Was muss passieren, dass in Deutschland unser Lieblingssport weiter an Events und Aufmerksamkeit gewinnt?

Trailrunning ist also ein echter Sport. Da bin ich aber beruhigt, ich hatte schon befürchtet, einen unechten Sport zu betreiben. Und zum Glück ist er auf der ganzen Welt als echt anerkannt, was uns regionale Einschränkungen erspart. Nicht auszudenken, wenn es beim Überschreiten einer Staatsgrenze hieße: lauft ruhig, frönt eurem falschen Tun!

So dürfen wir Trailläuflinge weiter das tun, was und Spaß macht: auf Trails laufen.

Soll es mehr Events geben? Mehr Aufmerksamkeit? Was auch immer mehr Aufmerksamkeit bedeutet.
Es ist Zeit, dass ich mein Bild von vorhin beschreibe.

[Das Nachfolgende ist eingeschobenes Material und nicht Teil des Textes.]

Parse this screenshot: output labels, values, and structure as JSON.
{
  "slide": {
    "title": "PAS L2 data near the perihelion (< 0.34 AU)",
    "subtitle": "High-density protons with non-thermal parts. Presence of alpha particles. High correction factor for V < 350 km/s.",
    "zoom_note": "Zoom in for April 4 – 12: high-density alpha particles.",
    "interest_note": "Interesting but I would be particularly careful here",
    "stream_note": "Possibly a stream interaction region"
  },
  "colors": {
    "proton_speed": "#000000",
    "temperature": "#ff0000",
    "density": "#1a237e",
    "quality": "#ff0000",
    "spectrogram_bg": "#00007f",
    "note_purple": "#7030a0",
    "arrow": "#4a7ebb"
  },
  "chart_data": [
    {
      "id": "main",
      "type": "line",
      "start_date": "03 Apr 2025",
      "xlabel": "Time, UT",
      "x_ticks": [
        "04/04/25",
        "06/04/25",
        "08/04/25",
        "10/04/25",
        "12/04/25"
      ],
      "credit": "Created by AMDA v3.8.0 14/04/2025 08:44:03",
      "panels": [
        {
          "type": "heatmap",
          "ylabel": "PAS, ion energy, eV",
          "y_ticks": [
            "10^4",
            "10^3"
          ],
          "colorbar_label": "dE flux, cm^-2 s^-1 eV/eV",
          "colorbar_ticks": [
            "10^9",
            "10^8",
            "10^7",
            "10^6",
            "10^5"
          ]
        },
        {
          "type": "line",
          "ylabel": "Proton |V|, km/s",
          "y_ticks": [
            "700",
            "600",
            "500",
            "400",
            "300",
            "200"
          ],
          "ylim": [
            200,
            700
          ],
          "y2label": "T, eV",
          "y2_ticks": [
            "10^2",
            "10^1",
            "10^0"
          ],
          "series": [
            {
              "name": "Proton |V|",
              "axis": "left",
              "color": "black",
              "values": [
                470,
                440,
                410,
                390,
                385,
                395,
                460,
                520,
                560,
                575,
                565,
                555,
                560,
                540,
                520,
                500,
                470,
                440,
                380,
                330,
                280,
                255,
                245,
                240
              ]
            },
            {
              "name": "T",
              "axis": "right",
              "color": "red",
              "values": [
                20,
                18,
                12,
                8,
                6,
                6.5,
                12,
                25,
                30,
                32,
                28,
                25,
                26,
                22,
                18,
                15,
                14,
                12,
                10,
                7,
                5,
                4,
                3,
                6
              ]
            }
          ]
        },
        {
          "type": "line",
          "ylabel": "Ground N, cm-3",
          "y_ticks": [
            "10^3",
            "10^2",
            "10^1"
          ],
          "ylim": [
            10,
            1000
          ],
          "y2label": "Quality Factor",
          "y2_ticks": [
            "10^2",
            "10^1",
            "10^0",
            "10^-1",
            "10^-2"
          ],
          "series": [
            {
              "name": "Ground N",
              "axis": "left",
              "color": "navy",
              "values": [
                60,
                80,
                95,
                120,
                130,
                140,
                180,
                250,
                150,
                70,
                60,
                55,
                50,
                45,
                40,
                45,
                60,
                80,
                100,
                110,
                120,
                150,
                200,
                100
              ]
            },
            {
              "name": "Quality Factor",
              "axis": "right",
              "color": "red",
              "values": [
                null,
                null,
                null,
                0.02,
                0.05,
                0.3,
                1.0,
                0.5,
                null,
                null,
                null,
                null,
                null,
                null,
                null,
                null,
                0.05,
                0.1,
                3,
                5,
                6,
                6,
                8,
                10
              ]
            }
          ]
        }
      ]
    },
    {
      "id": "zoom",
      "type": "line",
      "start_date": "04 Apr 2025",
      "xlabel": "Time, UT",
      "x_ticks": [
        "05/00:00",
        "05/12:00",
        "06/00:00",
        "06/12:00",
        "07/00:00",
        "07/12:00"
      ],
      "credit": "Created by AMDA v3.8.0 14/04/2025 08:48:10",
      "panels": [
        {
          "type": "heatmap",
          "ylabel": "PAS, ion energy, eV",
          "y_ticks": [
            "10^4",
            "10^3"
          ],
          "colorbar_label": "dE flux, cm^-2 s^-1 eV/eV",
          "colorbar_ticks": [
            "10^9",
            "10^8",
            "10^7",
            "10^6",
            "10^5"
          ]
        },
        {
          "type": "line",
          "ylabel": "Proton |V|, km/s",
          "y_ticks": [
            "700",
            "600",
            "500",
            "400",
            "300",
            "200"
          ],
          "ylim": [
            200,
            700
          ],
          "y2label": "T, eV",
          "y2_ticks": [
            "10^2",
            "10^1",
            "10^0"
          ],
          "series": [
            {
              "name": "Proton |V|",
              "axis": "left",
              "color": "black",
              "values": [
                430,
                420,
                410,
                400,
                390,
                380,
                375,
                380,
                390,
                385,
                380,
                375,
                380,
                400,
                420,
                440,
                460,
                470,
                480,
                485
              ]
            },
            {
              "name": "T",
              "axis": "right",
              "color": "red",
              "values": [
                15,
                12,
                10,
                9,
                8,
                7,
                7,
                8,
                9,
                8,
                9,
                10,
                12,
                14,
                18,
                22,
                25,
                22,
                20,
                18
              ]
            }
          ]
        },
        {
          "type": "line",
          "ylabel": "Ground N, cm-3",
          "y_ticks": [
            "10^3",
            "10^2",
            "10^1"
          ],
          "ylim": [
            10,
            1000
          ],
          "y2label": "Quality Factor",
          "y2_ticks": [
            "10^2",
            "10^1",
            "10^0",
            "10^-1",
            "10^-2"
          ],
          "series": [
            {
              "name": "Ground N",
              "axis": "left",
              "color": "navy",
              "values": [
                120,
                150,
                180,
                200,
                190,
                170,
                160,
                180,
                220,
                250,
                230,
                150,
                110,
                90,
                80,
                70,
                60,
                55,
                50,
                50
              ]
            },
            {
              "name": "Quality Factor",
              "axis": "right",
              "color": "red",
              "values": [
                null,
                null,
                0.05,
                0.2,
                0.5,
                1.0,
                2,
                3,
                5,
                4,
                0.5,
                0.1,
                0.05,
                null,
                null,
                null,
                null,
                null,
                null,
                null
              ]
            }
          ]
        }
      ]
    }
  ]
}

Dabei handelt es sich um eine Collage mit dem Titel: Massensport Trailrunning.

Im Zentrum findet sich ein Plakat, welches für den SUPERSPONSOR POWERTRAIL 3000 wirbt. Die Zahl steht dabei nicht für die Höhenmeter, sondern für die Anzahl der Teilnehmer, die sich auf zwanzig Kilometern austoben wollen. Etwas kleiner sehe ich den Flyer für einen der vielen Indoor Trails, die aus dem Boden schießen wie Champignons in einer artgerecht wohlig feucht-dunklen Höhle. In der Tat ziert das Foto einer solchen Halle den rechten Rand der Collage. Zehntausend Zuschauer fasst sie, die Trail-Events finden im Rahmenprogramm von Motocross- und Mountainbike Wettkämpfen auf dem selben Rundkurs statt. Das ist praktisch, denn die Sprunghügel dienen dem Sammeln der Höhenmeter.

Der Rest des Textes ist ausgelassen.